When Violet was 6 months I joined a local Stroller Stride group that provides workout classes for mothers with children. At first I was reluctant to spend money on exercise that I could do at home for free, but the classes provided a goal and a commitment that I couldn’t easily back out of. It was a wonderful group of supportive moms who completely understood your current state in life. It also promoted camaraderie and socialization between the moms – other aspects I found that I was neglecting within myself. Sure, we had regular play dates and other kid activities, but I never felt that much of that time was dedicated to me, and a lot of times I felt self conscious and out of touch with the other moms who did have time to take care of themselves. Or better yet, connect with the moms who still looked lovely and made my situation look effortless. I put forth immense effort in those days and I was fully aware that I showed every bit of it.
Due to our routines, I found it hard to attend the Stroller Strides class regularly and as a result get fit and connect with the other moms. Five months later I decided to quit and join a couple friends from our neighborhood running. They started at 5:30am and aimed to run 3-5 miles 3 times a week with one 6 mile or more once a week. At first I struggled with the physical exertion and waking up earlier, but after a while I found my body began to crave it. Waking up earlier allowed me to dedicate time to myself while freeing up the rest of my day for my family. It was also a game changer to start the day dressed, fully charged and ready to tackle anything my kids needed as soon as they woke. The confidence and positivity gained from not feeling like you’re chasing the day was a pleasant surprise.
After 3-4 months I noticed a significant increase in energy and elevated mood. These changes radiated outward and positively affected my family. I now felt I had the energy to do more and be more patient with my children as well as spend quality time with my husband. This allowed me to appreciate and savor my time at home instead of just bearing through it.

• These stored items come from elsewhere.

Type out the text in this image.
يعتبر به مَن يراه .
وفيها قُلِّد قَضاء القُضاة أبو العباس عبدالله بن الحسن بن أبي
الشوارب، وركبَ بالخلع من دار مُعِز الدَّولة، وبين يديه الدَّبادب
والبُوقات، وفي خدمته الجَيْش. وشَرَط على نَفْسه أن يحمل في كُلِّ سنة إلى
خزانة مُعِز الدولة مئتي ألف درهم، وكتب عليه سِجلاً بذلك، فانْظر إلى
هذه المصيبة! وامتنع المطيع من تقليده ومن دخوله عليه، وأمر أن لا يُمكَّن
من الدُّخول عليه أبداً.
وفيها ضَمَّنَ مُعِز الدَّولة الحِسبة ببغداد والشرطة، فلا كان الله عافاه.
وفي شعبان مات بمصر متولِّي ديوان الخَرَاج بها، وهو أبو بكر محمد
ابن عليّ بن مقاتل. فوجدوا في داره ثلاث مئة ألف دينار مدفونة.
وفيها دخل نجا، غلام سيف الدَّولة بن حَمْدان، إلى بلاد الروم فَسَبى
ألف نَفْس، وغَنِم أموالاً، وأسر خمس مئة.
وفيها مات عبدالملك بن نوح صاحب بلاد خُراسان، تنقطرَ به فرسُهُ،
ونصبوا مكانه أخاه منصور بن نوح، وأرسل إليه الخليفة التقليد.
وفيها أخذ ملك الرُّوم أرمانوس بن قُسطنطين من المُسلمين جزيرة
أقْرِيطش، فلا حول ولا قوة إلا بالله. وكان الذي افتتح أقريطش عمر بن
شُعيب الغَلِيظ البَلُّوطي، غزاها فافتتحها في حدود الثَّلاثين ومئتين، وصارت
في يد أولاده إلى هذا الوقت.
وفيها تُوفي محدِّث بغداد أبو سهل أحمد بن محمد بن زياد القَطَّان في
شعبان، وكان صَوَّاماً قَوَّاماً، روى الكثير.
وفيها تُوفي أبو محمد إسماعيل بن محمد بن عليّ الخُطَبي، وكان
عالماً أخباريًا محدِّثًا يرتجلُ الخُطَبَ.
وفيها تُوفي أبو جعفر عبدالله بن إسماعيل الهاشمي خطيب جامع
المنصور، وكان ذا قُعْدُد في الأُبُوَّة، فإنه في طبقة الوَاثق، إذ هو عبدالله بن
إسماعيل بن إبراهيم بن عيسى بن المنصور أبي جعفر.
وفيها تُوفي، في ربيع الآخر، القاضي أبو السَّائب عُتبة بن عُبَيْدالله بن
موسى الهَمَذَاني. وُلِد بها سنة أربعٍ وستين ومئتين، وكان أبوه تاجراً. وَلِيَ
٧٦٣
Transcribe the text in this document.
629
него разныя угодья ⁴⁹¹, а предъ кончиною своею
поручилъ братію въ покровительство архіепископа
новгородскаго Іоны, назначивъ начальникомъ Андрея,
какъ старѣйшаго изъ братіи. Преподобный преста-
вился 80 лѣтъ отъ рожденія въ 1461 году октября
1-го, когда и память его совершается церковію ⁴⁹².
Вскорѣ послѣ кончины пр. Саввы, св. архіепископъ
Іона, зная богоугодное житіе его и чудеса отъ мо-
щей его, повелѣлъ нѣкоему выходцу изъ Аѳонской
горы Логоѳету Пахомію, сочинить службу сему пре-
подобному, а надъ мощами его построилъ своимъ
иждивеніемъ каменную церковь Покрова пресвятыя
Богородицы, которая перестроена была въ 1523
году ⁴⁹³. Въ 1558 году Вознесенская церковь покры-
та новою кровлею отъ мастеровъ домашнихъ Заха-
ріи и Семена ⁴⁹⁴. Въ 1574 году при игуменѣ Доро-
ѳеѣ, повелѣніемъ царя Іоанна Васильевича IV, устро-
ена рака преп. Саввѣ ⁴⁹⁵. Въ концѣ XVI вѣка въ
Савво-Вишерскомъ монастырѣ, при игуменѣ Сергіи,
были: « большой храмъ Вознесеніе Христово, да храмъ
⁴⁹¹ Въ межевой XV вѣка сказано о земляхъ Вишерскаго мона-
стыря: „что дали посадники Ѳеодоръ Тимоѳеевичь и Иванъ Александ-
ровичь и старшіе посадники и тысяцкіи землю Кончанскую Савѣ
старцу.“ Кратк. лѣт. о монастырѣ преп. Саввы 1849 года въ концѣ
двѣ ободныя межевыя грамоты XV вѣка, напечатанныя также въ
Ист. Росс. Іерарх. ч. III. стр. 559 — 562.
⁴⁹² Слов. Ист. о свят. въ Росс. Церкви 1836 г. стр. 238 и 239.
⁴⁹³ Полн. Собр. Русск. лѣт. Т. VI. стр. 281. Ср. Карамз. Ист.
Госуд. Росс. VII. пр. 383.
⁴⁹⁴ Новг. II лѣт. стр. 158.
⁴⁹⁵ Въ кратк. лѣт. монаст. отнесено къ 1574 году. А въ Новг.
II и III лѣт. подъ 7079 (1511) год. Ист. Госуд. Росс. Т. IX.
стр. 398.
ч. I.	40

Pretty soon our group started to compete in races just for the fun of it. In turn we promoted each others training and found new ways to keep our running engaging. Even now I’m completely addicted, even without races to train for, and have no plans to ever stop.
For new mothers out there looking into running, I highly recommend joining a group. My running friends have become some of my closest and one of my main social outlets. We laugh, commiserate and support each other so that we’re not merely surviving parenthood, we’re thriving.
This extends to all challenges life hands us. Tragically, last year I lost my father to a brief battle with cancer. After a period of mourning, I found my way back to running. Even though it’s going on 10 months and I’m still terribly heartbroken, I feel mentally and physically equipped to fight through the hard times and continue my life to the best of my ability. I know deep down that’s exactly what my father would have wanted and it makes it all the better.
My 3 year old just asked me when she can make milk for babies. I immediately told her when she’s 40. When/if parenthood visits Violet, I definitely plan on sharing this article with her. I don’t have a lot of advice, but I sincerely hope by sharing this experience that she, and other mothers may benefit from it.
More about Sharon Evans
Originally from Calgary Alberta Canada, I moved to Arizona in 2003 and never left. In 2006 I started to run regularly and completed my first 1/2 marathon the same year. I was fortunate enough to marry my husband, Erik, in 2011 and had our children in 2012 and 2014. PF Chang’s Rock and Roll Marathon is the race I most commonly enter, however, this year I’m registered in the Spa Girl Tri for my first triathlon experience in June 2017.